Transformando la experiencia de la salud

Categoría | Gral
2016-04-12 00:00:00

¿Problemas gástricos?

Prevenir y no excederse
¿problemas gástricos?
Todo exceso suele “cobrar impuestos” al organismo, en forma de dolencias que pueden prevenirse.
Uno de estos casos y muchas veces ignorado hasta que los resultados suelen ser catastróficos para la salud, es el que se refiere a nuestro sistema gástrico.
Comemos y bebemos sin darnos cuenta que muchas veces lo hacemos en demasía, o en poca cantidad, sin calidad ninguna o mal y el organismo sufre. Quien primero “paga el pato” es el aparato digestivo: el sistema gástrico.
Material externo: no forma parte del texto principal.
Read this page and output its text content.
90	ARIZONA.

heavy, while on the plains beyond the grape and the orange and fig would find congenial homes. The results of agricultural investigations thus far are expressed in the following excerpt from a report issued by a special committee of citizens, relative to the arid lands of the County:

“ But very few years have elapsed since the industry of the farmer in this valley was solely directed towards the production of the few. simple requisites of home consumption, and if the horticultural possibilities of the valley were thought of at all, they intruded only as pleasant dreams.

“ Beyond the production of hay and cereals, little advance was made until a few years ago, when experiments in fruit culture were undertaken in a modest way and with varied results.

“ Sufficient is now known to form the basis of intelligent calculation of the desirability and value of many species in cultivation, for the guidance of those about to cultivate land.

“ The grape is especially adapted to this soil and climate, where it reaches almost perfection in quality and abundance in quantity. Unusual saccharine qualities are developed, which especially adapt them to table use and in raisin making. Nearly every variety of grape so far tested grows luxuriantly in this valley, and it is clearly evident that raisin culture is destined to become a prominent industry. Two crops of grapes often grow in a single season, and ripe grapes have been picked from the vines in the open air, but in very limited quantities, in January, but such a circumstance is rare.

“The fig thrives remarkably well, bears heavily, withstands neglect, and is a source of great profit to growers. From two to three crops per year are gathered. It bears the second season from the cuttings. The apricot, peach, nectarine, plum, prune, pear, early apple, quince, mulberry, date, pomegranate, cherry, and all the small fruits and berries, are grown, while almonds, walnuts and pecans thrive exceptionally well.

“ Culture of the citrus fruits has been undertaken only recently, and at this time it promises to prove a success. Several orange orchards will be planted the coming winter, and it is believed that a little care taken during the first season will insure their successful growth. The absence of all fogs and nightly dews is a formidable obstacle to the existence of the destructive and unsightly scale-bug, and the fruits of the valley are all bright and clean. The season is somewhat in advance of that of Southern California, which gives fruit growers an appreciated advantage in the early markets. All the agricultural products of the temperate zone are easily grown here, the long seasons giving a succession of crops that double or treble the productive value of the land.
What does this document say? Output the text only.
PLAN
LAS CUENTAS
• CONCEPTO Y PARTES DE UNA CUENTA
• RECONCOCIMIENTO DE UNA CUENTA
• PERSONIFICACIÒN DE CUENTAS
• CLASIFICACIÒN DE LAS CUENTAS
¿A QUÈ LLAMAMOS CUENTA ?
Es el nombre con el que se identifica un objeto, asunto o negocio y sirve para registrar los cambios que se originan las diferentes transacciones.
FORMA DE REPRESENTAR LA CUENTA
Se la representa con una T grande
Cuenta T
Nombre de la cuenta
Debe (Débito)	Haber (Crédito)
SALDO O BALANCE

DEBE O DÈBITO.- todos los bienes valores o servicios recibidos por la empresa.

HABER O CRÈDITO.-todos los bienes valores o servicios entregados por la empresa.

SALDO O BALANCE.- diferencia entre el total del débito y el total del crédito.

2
Muchas de las diferentes enfermedades que puedan provocarse en el sistema gastrointestinal se previenen perfectamente de un modo muy sencillo: con una dieta adecuada y con chequeos médicos que permitan constatar que todo anda bien.
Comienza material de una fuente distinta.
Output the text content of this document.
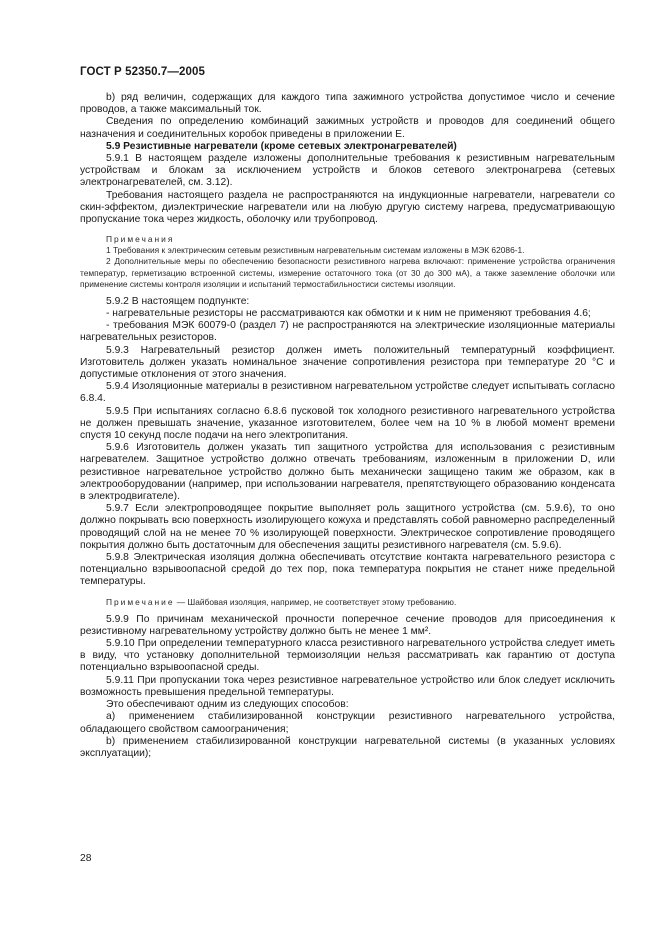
ГОСТ Р 52350.7—2005

b) ряд величин, содержащих для каждого типа зажимного устройства допустимое число и сечение проводов, а также максимальный ток.

Сведения по определению комбинаций зажимных устройств и проводов для соединений общего назначения и соединительных коробок приведены в приложении Е.

5.9 Резистивные нагреватели (кроме сетевых электронагревателей)

5.9.1 В настоящем разделе изложены дополнительные требования к резистивным нагревательным устройствам и блокам за исключением устройств и блоков сетевого электронагрева (сетевых электронагревателей, см. 3.12).

Требования настоящего раздела не распространяются на индукционные нагреватели, нагреватели со скин-эффектом, диэлектрические нагреватели или на любую другую систему нагрева, предусматривающую пропускание тока через жидкость, оболочку или трубопровод.

Примечания

1 Требования к электрическим сетевым резистивным нагревательным системам изложены в МЭК 62086-1.

2 Дополнительные меры по обеспечению безопасности резистивного нагрева включают: применение устройства ограничения температур, герметизацию встроенной системы, измерение остаточного тока (от 30 до 300 мА), а также заземление оболочки или применение системы контроля изоляции и испытаний термостабильностиси системы изоляции.

5.9.2 В настоящем подпункте:

- нагревательные резисторы не рассматриваются как обмотки и к ним не применяют требования 4.6;

- требования МЭК 60079-0 (раздел 7) не распространяются на электрические изоляционные материалы нагревательных резисторов.

5.9.3 Нагревательный резистор должен иметь положительный температурный коэффициент. Изготовитель должен указать номинальное значение сопротивления резистора при температуре 20 °С и допустимые отклонения от этого значения.

5.9.4 Изоляционные материалы в резистивном нагревательном устройстве следует испытывать согласно 6.8.4.

5.9.5 При испытаниях согласно 6.8.6 пусковой ток холодного резистивного нагревательного устройства не должен превышать значение, указанное изготовителем, более чем на 10 % в любой момент времени спустя 10 секунд после подачи на него электропитания.

5.9.6 Изготовитель должен указать тип защитного устройства для использования с резистивным нагревателем. Защитное устройство должно отвечать требованиям, изложенным в приложении D, или резистивное нагревательное устройство должно быть механически защищено таким же образом, как в электрооборудовании (например, при использовании нагревателя, препятствующего образованию конденсата в электродвигателе).

5.9.7 Если электропроводящее покрытие выполняет роль защитного устройства (см. 5.9.6), то оно должно покрывать всю поверхность изолирующего кожуха и представлять собой равномерно распределенный проводящий слой на не менее 70 % изолирующей поверхности. Электрическое сопротивление проводящего покрытия должно быть достаточным для обеспечения защиты резистивного нагревателя (см. 5.9.6).

5.9.8 Электрическая изоляция должна обеспечивать отсутствие контакта нагревательного резистора с потенциально взрывоопасной средой до тех пор, пока температура покрытия не станет ниже предельной температуры.

Примечание — Шайбовая изоляция, например, не соответствует этому требованию.

5.9.9 По причинам механической прочности поперечное сечение проводов для присоединения к резистивному нагревательному устройству должно быть не менее 1 мм².

5.9.10 При определении температурного класса резистивного нагревательного устройства следует иметь в виду, что установку дополнительной термоизоляции нельзя рассматривать как гарантию от доступа потенциально взрывоопасной среды.

5.9.11 При пропускании тока через резистивное нагревательное устройство или блок следует исключить возможность превышения предельной температуры.

Это обеспечивают одним из следующих способов:

а) применением стабилизированной конструкции резистивного нагревательного устройства, обладающего свойством самоограничения;

b) применением стабилизированной конструкции нагревательной системы (в указанных условиях эксплуатации);

28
Nuestro mayor descuido está en el comer y beber. Una comida que no incluya elementos irritantes o que los contenga en muy baja cantidad, tratar de evitar las llamadas “comidas rápidas” que no suelen nutrir y el no beber aguas gaseosas o alcohol de modo desmedido, ayudará a mantener nuestro sistema gástrico en buenas condiciones y a evitar muchas enfermedades.
Irritantes como los diferentes condimentos y el ají, parte de la cocina tradicional peruana, pueden ser nocivos y es mejor controlar su ingestión o evitarla.
Estreñimiento, diarreas, acidez, úlceras estomacales y mucho más, pueden prevenirse con una alimentación adecuada, que incluya fibra, algo de carbohidratos, proteínas y líquido en cantidad. Esa “sensación de llenura” es síntoma de que algo no anda bien y lo mejor que se puede hacer en lugar de andar recurriendo a los antiácidos, es cuidar qué se come y se bebe, así como las cantidades. Muchas veces las fiestas son la oportunidad en que “nos pasamos de la raya” y creemos que todo puede remediarse “después”, sin considerar que el organismo sufre y estamos causando daños que después harán que aparezcan diferentes males.
Pongamos atención y cuidado a nuestro sistema gástrico. De su bienestar depende el nuestro y recordemos que no hay nada comparable a estar y sentirse saludable.
Prevengamos: no hay que automedicarse y cuando aparezca algún síntoma, es mejor acudir al médico. Lo peor es dejar que las cosas sigan como están.